Search code examples
pythonpython-3.ximaplib

Searching for UTF-8 encoded subjects with imaplib


I have some working code to fetch mail bodies and I want to filter the subject with a non-ascii string. Other forums suggest using the .uid class to do so, but the behavior is not logic to me.

Current code:

import imaplib
import email

username = secret
password = secret

imap = imaplib.IMAP4_SSL("imap.gmail.com")

status, messages = imap.select("INBOX",readonly=True)

res, msg = imap.search(None, 'HEADER Subject "string to be encoded with UTF-8"')

Suggested code:

import imaplib
import email

username = secret
password = secret

imap = imaplib.IMAP4_SSL("imap.gmail.com")

status, messages = imap.select("INBOX",readonly=True)

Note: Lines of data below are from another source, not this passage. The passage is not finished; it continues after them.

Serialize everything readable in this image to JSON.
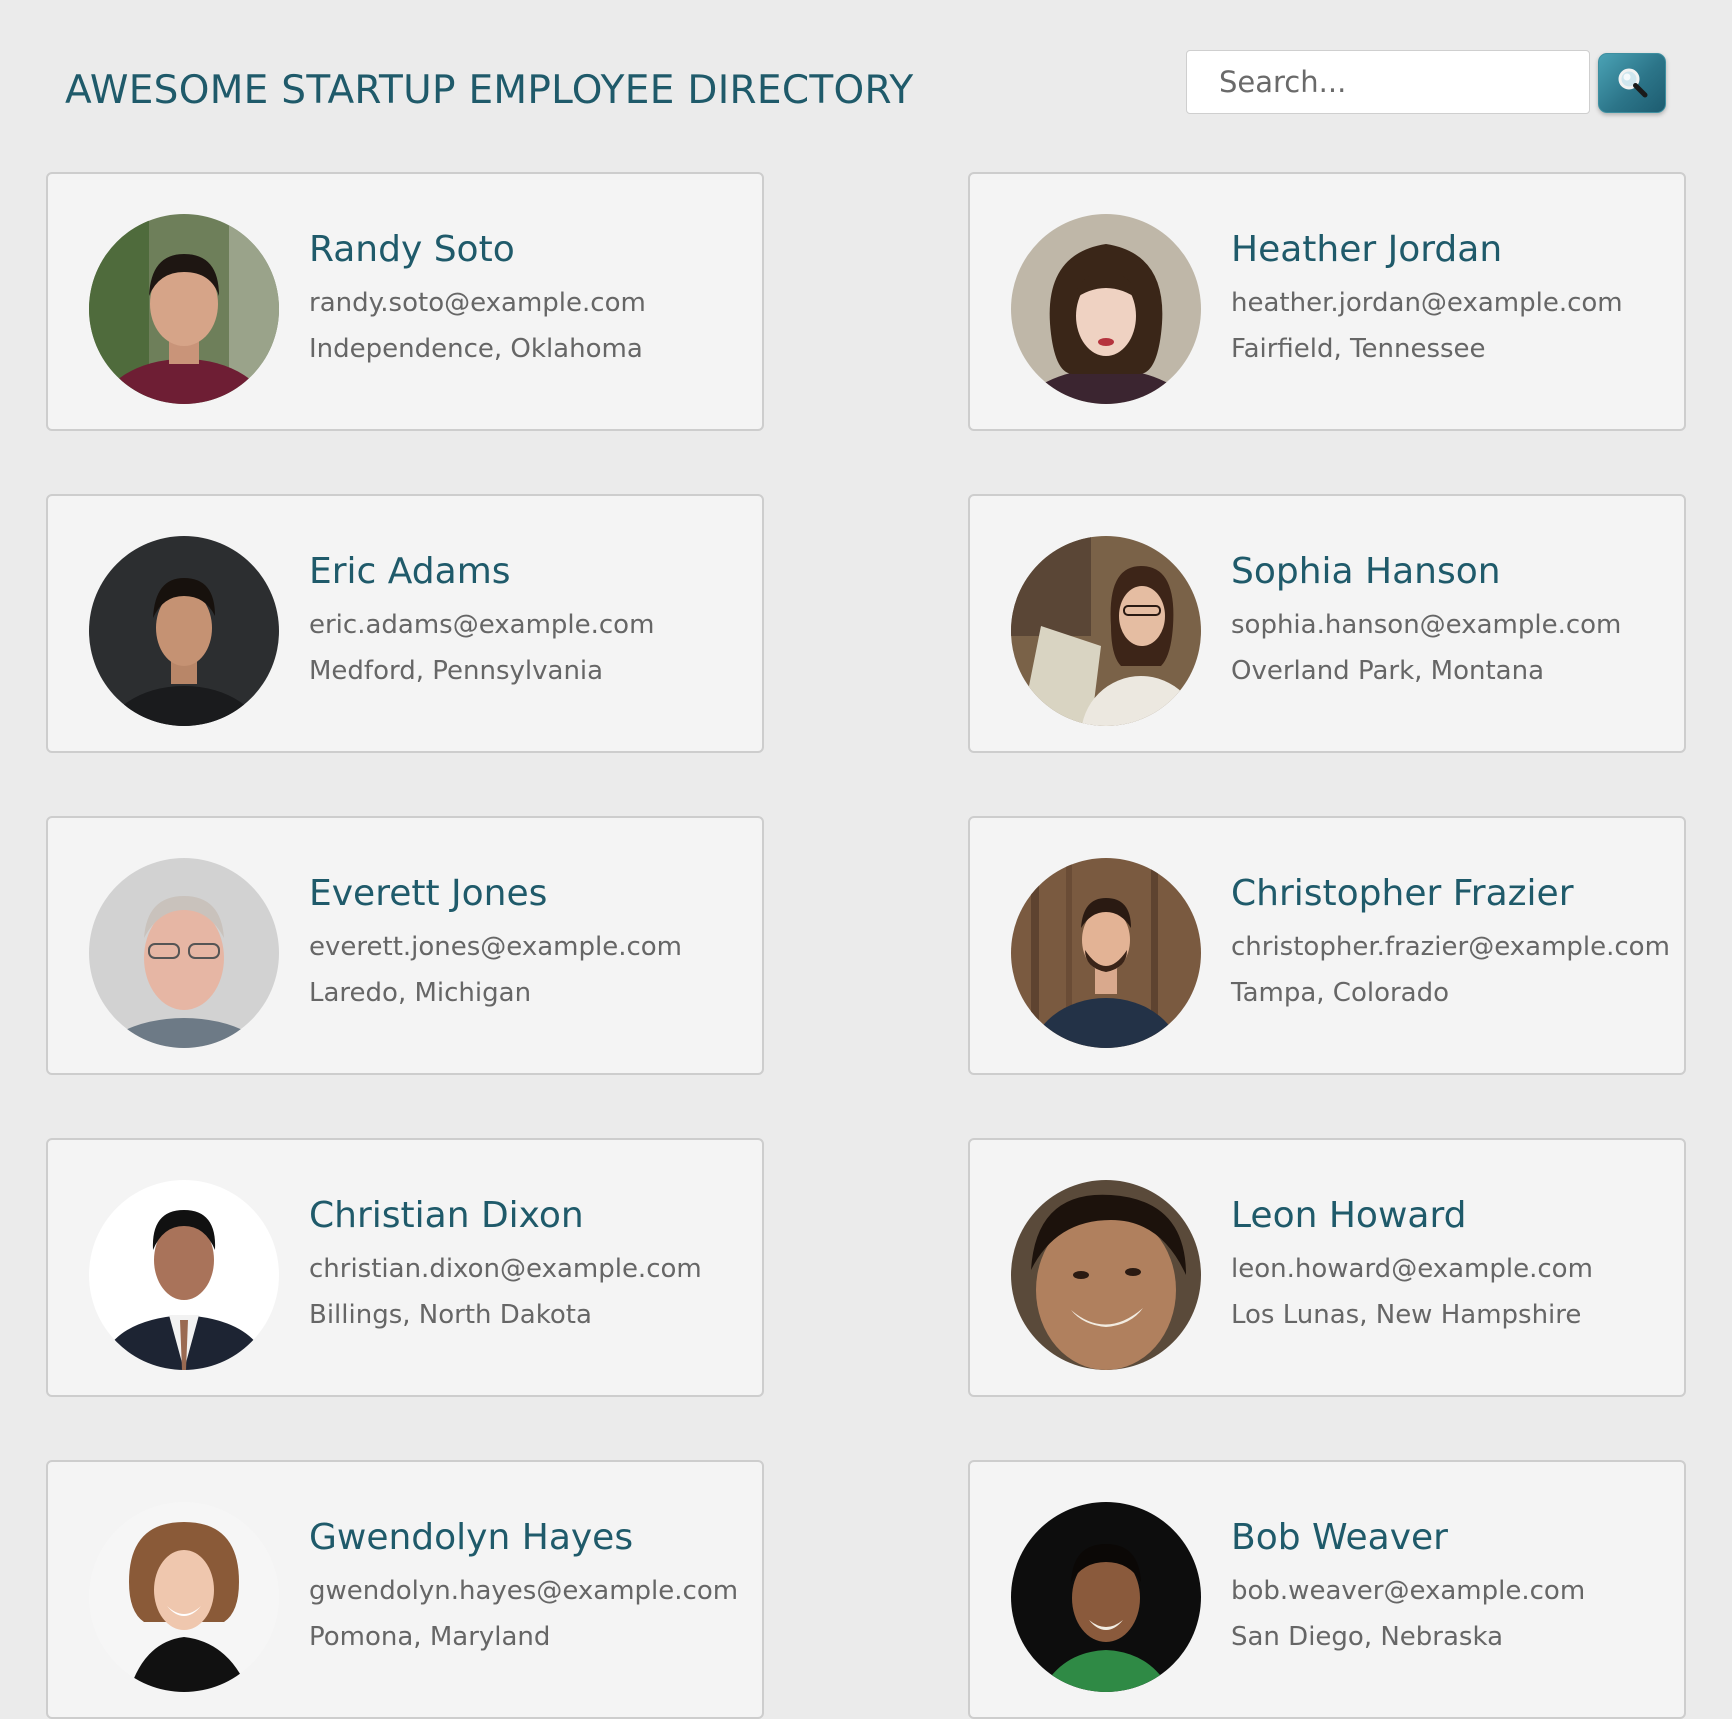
{
  "header": {
    "title": "AWESOME STARTUP EMPLOYEE DIRECTORY",
    "search_placeholder": "Search...",
    "search_icon": "magnifier-icon"
  },
  "employees": [
    {
      "name": "Randy Soto",
      "email": "randy.soto@example.com",
      "location": "Independence, Oklahoma"
    },
    {
      "name": "Heather Jordan",
      "email": "heather.jordan@example.com",
      "location": "Fairfield, Tennessee"
    },
    {
      "name": "Eric Adams",
      "email": "eric.adams@example.com",
      "location": "Medford, Pennsylvania"
    },
    {
      "name": "Sophia Hanson",
      "email": "sophia.hanson@example.com",
      "location": "Overland Park, Montana"
    },
    {
      "name": "Everett Jones",
      "email": "everett.jones@example.com",
      "location": "Laredo, Michigan"
    },
    {
      "name": "Christopher Frazier",
      "email": "christopher.frazier@example.com",
      "location": "Tampa, Colorado"
    },
    {
      "name": "Christian Dixon",
      "email": "christian.dixon@example.com",
      "location": "Billings, North Dakota"
    },
    {
      "name": "Leon Howard",
      "email": "leon.howard@example.com",
      "location": "Los Lunas, New Hampshire"
    },
    {
      "name": "Gwendolyn Hayes",
      "email": "gwendolyn.hayes@example.com",
      "location": "Pomona, Maryland"
    },
    {
      "name": "Bob Weaver",
      "email": "bob.weaver@example.com",
      "location": "San Diego, Nebraska"
    }
  ],
  "colors": {
    "accent": "#1f5a6a",
    "background": "#ebebeb",
    "card": "#f4f4f4",
    "search_button": "#2c7589"
  }
}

imap.literal = u"string to be encoded with UTF-8".encode('utf-8')
res, msg = imap.uid('SEARCH', 'CHARSET', 'UTF-8', 'SUBJECT')

The suggested code works fine, but the returned array (msg[0]) contains indicies of the mailbox that are out of bounds. On the contrary when I use the .search class, valid indices are returned instead as long as I search for ASCII strings (both UTF-8 and non-UTF-8 encoded strings aren't accepted here). I don't quite understand the behaviour and logic of .uid because of this. I'd be grateful if someone can help me on the way.

How can I filter the subject with a UTF-8 string?


Solution

  • I managed to solve the scenario with the following, using the recommended way with .uid instead of .search:

    imap = imaplib.IMAP4_SSL("server_to_connect_to")
    imap.login(username, password)
    
    status, messages = imap.select("INBOX",readonly=True)
    imap.literal  = u'"Subject to be searched"'.encode('utf-8')
    res, uid = imap.uid('SEARCH', 'CHARSET', 'UTF-8', 'SUBJECT')
    messages = msg[0].decode('utf-8').split()
    
    for uid in messages:
        res, msg = imap.uid('fetch', uid, '(RFC822)')
        #parsing logic